Preventing history from repeating itself
The worry of course is what happens next. Positions in Jordan, Syria and Yemen are polarizing and hardening, an armed struggle is under way in Libya, and failure to follow up revolution in Egypt and Tunisia is creating frustration. There is also a rush by donors to the region.
As the CSI reminds us, we have been here before. It draws from a number of countries that saw the last wave of civic revolution, in the former Soviet Union and former Yugoslavia. In the CSI, civil society in those countries reflected on the experience of sudden significant investment in the sector, and the legacy this has left. The reports from countries such as Bulgaria, Georgia and Kosovo all show a rapid and unsustainable burgeoning of the sector, a proliferation of opportunist CSOs which have folded as donor fashions changed, and the tendency of the sector to espouse projects that reflect donor interests. Formal participation in CSOs and public trust in civil society are now lower than global averages. Many saw civil society as an import, and it is questionable whether as a result it has taken strong root. Further, if the purpose of supporting civil society was to grow democracy and prevent a return to authoritarian rule, then in many countries, with repressive governments re-emerging, it has failed.
The challenge for donors
The fear in the case of MENA must be that these mistakes will be repeated. Egypt and Tunisia already show the risk that elites will simply rotate, and the growth of sectional violence. Donors need to look for effective and well-informed CSOs, with strong local legitimacy and the support of the activists who forged the revolution, but also with the ability to stand outside sectional interests and to play a crucial watchdog role over the new wielders of power.
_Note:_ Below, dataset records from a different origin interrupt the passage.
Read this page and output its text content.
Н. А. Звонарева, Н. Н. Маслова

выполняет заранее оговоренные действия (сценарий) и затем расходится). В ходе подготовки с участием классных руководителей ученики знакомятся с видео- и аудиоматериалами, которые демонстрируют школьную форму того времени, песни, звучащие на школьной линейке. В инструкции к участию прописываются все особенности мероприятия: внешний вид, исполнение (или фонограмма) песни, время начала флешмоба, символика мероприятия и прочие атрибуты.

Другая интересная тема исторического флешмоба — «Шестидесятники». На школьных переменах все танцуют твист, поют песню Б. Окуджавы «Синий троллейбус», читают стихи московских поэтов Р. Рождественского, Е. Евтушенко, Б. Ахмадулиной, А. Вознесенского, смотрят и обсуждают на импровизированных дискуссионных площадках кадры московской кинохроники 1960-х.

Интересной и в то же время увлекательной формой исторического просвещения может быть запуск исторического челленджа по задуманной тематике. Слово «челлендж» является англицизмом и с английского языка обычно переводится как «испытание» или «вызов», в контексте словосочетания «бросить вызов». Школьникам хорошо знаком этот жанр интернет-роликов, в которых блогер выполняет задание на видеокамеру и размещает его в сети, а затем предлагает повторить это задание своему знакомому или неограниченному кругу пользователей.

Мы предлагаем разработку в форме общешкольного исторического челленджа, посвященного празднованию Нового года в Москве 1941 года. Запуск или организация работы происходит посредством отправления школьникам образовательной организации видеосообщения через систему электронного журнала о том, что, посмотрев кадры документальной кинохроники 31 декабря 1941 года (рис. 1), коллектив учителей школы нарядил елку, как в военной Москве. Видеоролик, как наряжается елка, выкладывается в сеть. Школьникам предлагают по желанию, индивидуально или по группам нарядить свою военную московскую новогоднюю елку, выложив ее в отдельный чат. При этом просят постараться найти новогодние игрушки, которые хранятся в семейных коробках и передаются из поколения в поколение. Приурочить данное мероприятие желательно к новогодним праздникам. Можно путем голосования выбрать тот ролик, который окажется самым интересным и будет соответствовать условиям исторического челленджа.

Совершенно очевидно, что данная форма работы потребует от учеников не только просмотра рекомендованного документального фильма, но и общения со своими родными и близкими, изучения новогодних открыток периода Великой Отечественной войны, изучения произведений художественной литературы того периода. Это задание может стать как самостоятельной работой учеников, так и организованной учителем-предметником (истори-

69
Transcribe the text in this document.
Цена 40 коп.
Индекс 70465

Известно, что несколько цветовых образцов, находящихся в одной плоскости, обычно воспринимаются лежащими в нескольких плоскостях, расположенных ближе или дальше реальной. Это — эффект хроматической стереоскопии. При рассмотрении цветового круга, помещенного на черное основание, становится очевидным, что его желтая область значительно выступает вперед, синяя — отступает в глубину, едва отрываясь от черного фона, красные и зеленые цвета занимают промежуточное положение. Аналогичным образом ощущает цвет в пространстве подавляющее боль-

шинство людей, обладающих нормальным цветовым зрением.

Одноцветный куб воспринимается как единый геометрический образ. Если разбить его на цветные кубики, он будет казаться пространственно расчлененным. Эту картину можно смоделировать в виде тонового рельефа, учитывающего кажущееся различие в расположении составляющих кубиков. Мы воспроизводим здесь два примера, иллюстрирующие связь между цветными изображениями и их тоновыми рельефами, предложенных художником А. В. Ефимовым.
Another challenge for donors is presented by the non-institutionalized forms of participation discussed above, which cannot be supported through traditional funding approaches. How can this new part of civil society best be supported without institutionalizing it and thereby damaging its special nature?
One conclusion the CSI suggests is the need to reinvent definitions and visions of civil society. Donors, governments and CSOs themselves must stop making CSOs a proxy for civil society. In doing so, not only are opportunities missed for joined-up activism, advocacy, policy shift and social change, but also people who are already engaging on their own terms are effectively disenfranchised.
A second conclusion the CSI points to is the need to invest in building broader coalitions between established organizations and less formal associations. The question for follow-up is how can broad-based coalitions of mutual support be built between people participating in traditional, community-oriented ways, new loose associations of interest on the internet, and established CSOs as brokers, convenors and shapers of activism?
CSOs need to address their remoteness from other parts of civil society and renew their relevance by positioning themselves as hub organizations at the centre of a broad, deep but diffuse web of participation and activism that disregards the fuzzy boundaries between civil society, families and individuals. Donors and funders need to support mutually respectful processes that allow these different constituencies to come together in ways they have not done before, and to develop new ways of working that draw from the strengths of each.
The prize at stake is the invention of a new, truer form of civil society that offers citizens who wish to associate at different levels multiple pathways for activism and participation. The danger of not addressing this is the sector’s potential slide into irrelevance.